## Lab 13 - Clustering I: KMeans
Name: Dempsey Wade 

Class: CSCI 349 - Intro to Data Mining 

Semester: 2019SP 

Instructor: Brian King

In [1]:
import numpy as np
import pandas as pd
import matplotlib as mpl
import matplotlib.pyplot as plt
import seaborn as sns; sns.set() # for plot styling
from sklearn.cluster import KMeans, AgglomerativeClustering
from sklearn.metrics import silhouette_score, homogeneity_completeness_v_measure, adjusted_rand_score

import warnings
warnings.filterwarnings("ignore")

### 1) [P] Copy the following code to build a very basic set of clustered data using the make_blobs function in sklearn.datasets.samples_generator

In [2]:
#from sklearn.datasets.samples_generator import make_blobs
from sklearn.datasets import make_blobs
X, y_true = make_blobs(n_samples=60, centers=5,cluster_std=(0.3,0.4,0.5,0.7,0.7),center_box=(0, 8), random_state=1234)

### 2) [P] Convert your data into a single pandas data frame with three variables, "x", "y", and "target". The variable "target" will represent our ground truth, i.e. the correct cluster class.

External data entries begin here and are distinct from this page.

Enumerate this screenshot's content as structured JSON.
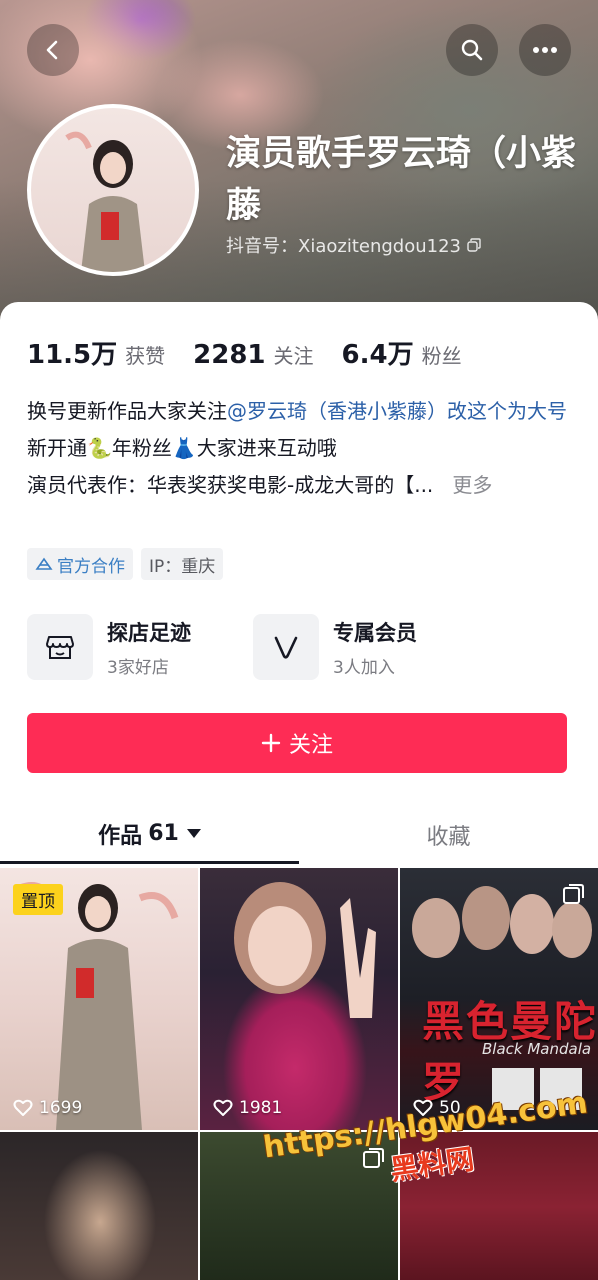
{
  "header": {
    "name": "演员歌手罗云琦（小紫藤",
    "douyin_id": "抖音号：Xiaozitengdou123"
  },
  "stats": [
    {
      "num": "11.5万",
      "label": "获赞"
    },
    {
      "num": "2281",
      "label": "关注"
    },
    {
      "num": "6.4万",
      "label": "粉丝"
    }
  ],
  "bio": {
    "line1_pre": "换号更新作品大家关注",
    "line1_mention": "@罗云琦（香港小紫藤）改这个为大号",
    "line2": "新开通🐍年粉丝👗大家进来互动哦",
    "line3": "演员代表作：华表奖获奖电影-成龙大哥的【...",
    "more": "更多"
  },
  "tags": [
    {
      "label": "官方合作",
      "icon": "official-icon"
    },
    {
      "label": "IP：重庆"
    }
  ],
  "features": [
    {
      "title": "探店足迹",
      "sub": "3家好店",
      "icon": "store-icon"
    },
    {
      "title": "专属会员",
      "sub": "3人加入",
      "icon": "membership-icon"
    }
  ],
  "follow_label": "关注",
  "tabs": [
    {
      "label": "作品",
      "count": "61",
      "active": true
    },
    {
      "label": "收藏",
      "active": false
    }
  ],
  "grid": [
    {
      "pinned": "置顶",
      "likes": "1699"
    },
    {
      "likes": "1981"
    },
    {
      "likes": "50",
      "title": "黑色曼陀罗",
      "subtitle": "Black Mandala"
    },
    {},
    {},
    {}
  ],
  "watermark": {
    "url": "https://hlgw04.com",
    "text": "黑料网"
  },
  "colors": {
    "accent": "#fe2c55",
    "mention": "#2c60a8",
    "pin": "#fcd21c"
  }
}
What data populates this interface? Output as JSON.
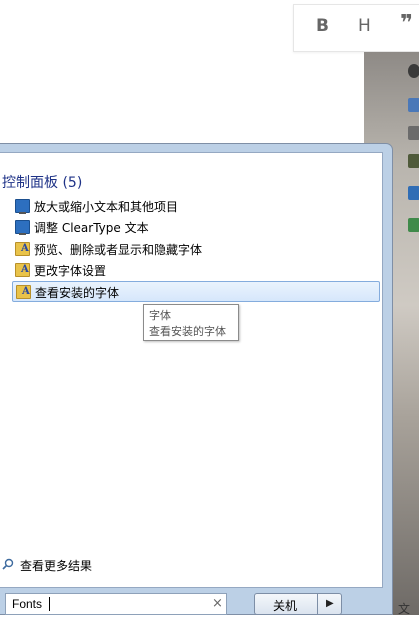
{
  "toolbar": {
    "bold": "B",
    "heading": "H",
    "quote": "❞"
  },
  "desktop": {
    "partial_text": "文"
  },
  "start_menu": {
    "section_title": "控制面板 (5)",
    "items": [
      {
        "label": "放大或缩小文本和其他项目",
        "icon": "monitor-icon"
      },
      {
        "label": "调整 ClearType 文本",
        "icon": "monitor-icon"
      },
      {
        "label": "预览、删除或者显示和隐藏字体",
        "icon": "fonts-folder-icon"
      },
      {
        "label": "更改字体设置",
        "icon": "fonts-folder-icon"
      },
      {
        "label": "查看安装的字体",
        "icon": "fonts-folder-icon",
        "selected": true
      }
    ],
    "tooltip": {
      "title": "字体",
      "description": "查看安装的字体"
    },
    "see_more": "查看更多结果",
    "search": {
      "value": "Fonts",
      "clear": "×"
    },
    "shutdown": {
      "label": "关机",
      "arrow": "▶"
    }
  }
}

Be sure it is a true categorical variable.

In [3]:
X_new = X
X = pd.DataFrame(X)
X = X.rename(columns = {0:'x', 1:'y'})
y_true = pd.DataFrame(y_true)
y_true = y_true.rename(columns = {0:'target'})

df = pd.concat([y_true, X], axis = 1)
df.head()

Unnamed: 0,target,x,y
0,1,3.920853,6.701244
1,4,7.349579,7.531876
2,3,2.415558,6.811551
3,0,1.471362,4.780079
4,3,2.536789,3.920516


In [5]:
df['target'] = df['target'].astype('category')
df['

### 3) [P] Show the result of info() on these data, which should have two numeric variables, named "x" and  "y", and one category, named "target". Also show a table of the "target" variable showing the distribution of each label.

In [None]:
df.info()

In [None]:
df['target'].value_counts()

### 4) [P] Create a scatterplot of the data, using the target variable to color each cluster. You should have five colored clusters.

In [None]:
colorMap = {0:'red', 1:'blue', 2:'yellow', 3:'green', 4:'black'}
colors = [colorMap[i] for i in df.target]
plt.scatter(df.x, df.y, c = colors)
plt.show()

### 5) [P] Read the reference for KMeans: https://scikit-learn.org/stable/modules/generated/sklearn.cluster.KMeans.html#sklearn.cluster.KMeans

Now, create a clustering using KMeans. Let's assume you have prior knowledge that there are indeed 5
clusters, but you aren't aware of ground truth. Thus, you can only assess the SSE and silhouette coefficient for
your clustering.
Print the inertia_ (SSE) and the silhouette_score results for this clustering.

In [None]:
kmeans = KMeans(n_clusters = 5, random_state = 1234).fit(X_new)
print('SSE =', kmeans.inertia_)
print('Silhouetter score =', silhouette_score(X_new, kmeans.fit_predict(df)))
#print('Silhouetter score =', silhouette_score(df, kmeans.fit_predict(df)))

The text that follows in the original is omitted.